To better understand how CDGI is linked to the M1 receptor at the cellular level, the team turned to slice physiologists, scientists who record the electrical activity of neurons in brain slices. Their recordings showed that striatal neurons from CDGI knockouts fail to undergo the normal, expected electrophysiological changes after receiving treatments that target the M1 receptor. In particular, the neurons of the striatum that function broadly to stop ongoing behaviors, did not integrate cellular signals properly and failed to undergo “long-term potentiation,” a type of neuronal plasticity thought to underlie learning.

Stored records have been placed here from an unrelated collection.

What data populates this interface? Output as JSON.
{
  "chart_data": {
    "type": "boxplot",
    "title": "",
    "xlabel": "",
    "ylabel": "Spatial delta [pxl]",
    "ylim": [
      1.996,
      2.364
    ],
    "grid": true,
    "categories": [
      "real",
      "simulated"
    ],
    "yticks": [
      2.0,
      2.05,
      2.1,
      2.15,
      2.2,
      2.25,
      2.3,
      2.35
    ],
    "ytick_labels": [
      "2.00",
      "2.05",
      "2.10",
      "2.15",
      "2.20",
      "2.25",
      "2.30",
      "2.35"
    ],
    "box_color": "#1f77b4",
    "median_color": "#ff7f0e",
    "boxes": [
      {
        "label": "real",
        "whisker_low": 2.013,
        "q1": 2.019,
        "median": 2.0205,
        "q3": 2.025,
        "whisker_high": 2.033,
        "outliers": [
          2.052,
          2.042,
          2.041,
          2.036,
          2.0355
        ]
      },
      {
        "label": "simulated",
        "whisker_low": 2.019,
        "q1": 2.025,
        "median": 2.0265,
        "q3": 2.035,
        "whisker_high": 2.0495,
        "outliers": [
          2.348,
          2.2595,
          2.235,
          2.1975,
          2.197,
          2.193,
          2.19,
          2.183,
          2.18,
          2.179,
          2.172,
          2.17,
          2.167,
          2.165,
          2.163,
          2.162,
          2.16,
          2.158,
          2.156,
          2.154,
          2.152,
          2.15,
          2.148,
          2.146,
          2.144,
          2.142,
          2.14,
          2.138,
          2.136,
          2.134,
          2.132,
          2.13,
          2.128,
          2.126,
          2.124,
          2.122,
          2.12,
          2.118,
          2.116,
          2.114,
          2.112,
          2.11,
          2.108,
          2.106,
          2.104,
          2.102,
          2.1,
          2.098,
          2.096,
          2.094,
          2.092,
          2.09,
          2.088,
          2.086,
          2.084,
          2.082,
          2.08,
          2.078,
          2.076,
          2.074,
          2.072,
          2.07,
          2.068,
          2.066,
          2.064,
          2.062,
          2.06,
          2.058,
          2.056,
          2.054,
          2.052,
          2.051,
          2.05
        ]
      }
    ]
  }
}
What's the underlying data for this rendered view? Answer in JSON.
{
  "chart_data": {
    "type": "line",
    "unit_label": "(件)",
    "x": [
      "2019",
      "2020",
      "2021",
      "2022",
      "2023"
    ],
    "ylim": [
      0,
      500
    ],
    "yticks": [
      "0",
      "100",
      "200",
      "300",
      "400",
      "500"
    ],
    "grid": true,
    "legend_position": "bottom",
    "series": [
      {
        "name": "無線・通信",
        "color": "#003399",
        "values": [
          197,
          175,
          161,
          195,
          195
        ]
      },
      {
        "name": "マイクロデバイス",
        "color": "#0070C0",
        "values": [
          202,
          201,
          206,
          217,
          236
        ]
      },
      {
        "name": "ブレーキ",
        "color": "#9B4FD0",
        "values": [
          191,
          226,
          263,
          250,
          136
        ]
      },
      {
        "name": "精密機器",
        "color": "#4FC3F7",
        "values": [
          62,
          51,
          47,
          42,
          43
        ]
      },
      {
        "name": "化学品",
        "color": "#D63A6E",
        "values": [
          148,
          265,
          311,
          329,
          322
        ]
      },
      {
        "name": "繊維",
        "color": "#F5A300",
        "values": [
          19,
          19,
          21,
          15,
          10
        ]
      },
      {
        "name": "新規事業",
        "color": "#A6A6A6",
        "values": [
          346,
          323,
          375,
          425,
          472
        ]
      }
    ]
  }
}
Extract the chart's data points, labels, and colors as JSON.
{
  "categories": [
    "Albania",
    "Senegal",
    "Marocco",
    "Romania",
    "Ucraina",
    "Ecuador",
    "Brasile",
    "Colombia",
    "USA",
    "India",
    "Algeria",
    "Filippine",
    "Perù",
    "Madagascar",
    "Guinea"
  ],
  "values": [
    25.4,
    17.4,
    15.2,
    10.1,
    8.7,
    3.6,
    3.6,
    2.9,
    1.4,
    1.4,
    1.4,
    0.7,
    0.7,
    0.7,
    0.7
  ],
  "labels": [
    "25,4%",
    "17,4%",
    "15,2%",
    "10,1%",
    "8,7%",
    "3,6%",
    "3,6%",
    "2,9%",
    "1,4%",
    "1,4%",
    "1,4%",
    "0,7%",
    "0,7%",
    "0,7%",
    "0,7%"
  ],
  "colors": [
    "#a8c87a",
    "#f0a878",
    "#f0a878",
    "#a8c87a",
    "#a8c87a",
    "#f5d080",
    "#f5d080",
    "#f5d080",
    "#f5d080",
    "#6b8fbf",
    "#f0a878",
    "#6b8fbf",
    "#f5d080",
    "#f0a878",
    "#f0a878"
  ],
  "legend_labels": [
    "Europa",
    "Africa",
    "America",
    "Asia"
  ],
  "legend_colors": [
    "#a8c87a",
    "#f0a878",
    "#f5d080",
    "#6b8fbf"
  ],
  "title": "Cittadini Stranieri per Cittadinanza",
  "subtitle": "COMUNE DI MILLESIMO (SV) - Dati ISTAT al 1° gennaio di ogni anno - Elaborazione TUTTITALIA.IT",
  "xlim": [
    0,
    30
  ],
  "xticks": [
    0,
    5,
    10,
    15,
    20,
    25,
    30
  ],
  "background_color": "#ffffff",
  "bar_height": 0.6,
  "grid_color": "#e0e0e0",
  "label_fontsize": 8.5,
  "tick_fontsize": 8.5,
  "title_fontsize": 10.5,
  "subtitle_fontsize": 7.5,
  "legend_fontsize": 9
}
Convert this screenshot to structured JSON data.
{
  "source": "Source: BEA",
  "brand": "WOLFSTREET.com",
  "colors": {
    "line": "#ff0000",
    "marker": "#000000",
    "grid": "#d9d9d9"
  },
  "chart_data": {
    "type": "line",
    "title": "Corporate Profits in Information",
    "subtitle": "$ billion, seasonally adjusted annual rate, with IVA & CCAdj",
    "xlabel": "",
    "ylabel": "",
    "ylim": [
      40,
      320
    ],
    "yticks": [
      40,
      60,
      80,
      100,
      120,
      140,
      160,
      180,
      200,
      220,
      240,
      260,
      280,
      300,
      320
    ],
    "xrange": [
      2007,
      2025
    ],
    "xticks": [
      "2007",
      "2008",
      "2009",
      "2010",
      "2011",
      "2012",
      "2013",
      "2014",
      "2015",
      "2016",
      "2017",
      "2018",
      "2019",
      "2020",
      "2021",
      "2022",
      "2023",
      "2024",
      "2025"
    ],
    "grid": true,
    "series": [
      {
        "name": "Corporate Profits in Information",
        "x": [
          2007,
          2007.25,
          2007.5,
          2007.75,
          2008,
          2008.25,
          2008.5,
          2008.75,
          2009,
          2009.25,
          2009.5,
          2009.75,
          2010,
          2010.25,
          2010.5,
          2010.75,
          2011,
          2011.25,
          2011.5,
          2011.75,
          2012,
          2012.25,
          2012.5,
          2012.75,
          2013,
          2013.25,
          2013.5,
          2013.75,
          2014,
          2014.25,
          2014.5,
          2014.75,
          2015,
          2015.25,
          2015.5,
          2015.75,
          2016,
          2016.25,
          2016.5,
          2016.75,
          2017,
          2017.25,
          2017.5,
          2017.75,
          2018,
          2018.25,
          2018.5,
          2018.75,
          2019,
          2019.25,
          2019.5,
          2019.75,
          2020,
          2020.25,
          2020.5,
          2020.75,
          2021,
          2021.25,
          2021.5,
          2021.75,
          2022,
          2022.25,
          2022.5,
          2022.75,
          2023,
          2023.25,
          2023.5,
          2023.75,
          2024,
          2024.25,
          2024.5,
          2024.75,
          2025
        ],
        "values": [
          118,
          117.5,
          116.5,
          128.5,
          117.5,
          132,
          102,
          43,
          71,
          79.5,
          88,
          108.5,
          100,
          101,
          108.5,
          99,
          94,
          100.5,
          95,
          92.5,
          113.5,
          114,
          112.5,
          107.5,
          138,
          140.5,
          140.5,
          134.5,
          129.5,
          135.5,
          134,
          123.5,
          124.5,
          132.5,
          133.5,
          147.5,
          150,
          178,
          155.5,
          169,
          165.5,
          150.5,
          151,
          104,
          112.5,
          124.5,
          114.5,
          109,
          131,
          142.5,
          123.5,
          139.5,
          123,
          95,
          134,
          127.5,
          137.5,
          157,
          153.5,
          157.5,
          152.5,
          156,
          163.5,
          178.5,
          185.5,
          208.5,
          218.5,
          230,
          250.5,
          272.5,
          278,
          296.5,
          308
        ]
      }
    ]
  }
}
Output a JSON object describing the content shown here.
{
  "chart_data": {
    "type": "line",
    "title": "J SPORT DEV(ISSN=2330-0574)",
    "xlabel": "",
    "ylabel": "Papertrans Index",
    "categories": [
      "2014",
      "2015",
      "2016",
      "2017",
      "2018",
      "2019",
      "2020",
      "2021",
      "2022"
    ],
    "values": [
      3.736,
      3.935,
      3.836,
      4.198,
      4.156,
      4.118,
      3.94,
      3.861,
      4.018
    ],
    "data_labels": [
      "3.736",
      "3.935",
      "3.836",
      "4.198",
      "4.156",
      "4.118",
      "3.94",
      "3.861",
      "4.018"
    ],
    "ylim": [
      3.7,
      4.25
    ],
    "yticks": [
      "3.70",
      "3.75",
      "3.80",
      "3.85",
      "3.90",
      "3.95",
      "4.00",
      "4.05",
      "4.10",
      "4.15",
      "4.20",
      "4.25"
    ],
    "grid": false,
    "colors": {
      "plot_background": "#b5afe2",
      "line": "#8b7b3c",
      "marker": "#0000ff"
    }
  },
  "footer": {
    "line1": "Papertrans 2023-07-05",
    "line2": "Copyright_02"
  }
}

The new findings suggest that excessive repetitive movements are controlled by M1 receptor signaling through CDGI in indirect pathway neurons of the striatum, a neuronal subtype that degenerates in Huntington’s disease and is affected by dopamine loss and l-DOPA replacement therapy in Parkinson’s disease.

“The M1 acetylcholine receptor is a target for therapeutic drug development in treating cognitive and behavioral problems in multiple disorders, but progress has been severely hampered by off-target side-effects related to the wide-spread expression of the M1 receptor,” Graybiel explains. “Our findings suggest that CDGI offers the possibility for forebrain-specific targeting of M1 receptor signaling cascades that are of interest for blocking pathologically repetitive and unwanted behaviors that are common to numerous brain disorders including Huntington’s disease, drug addiction, autism, and schizophrenia as well as drug-induced dyskinesias. We hope that this work can help therapeutic development for these major health problems.”

This work was funded by the James W. (1963) and Patricia T. Poitras Fund, the William N. & Bernice E. Bumpus Foundation, the Saks Kavanaugh Foundation, the Simons Foundation, and the National Institute of Health.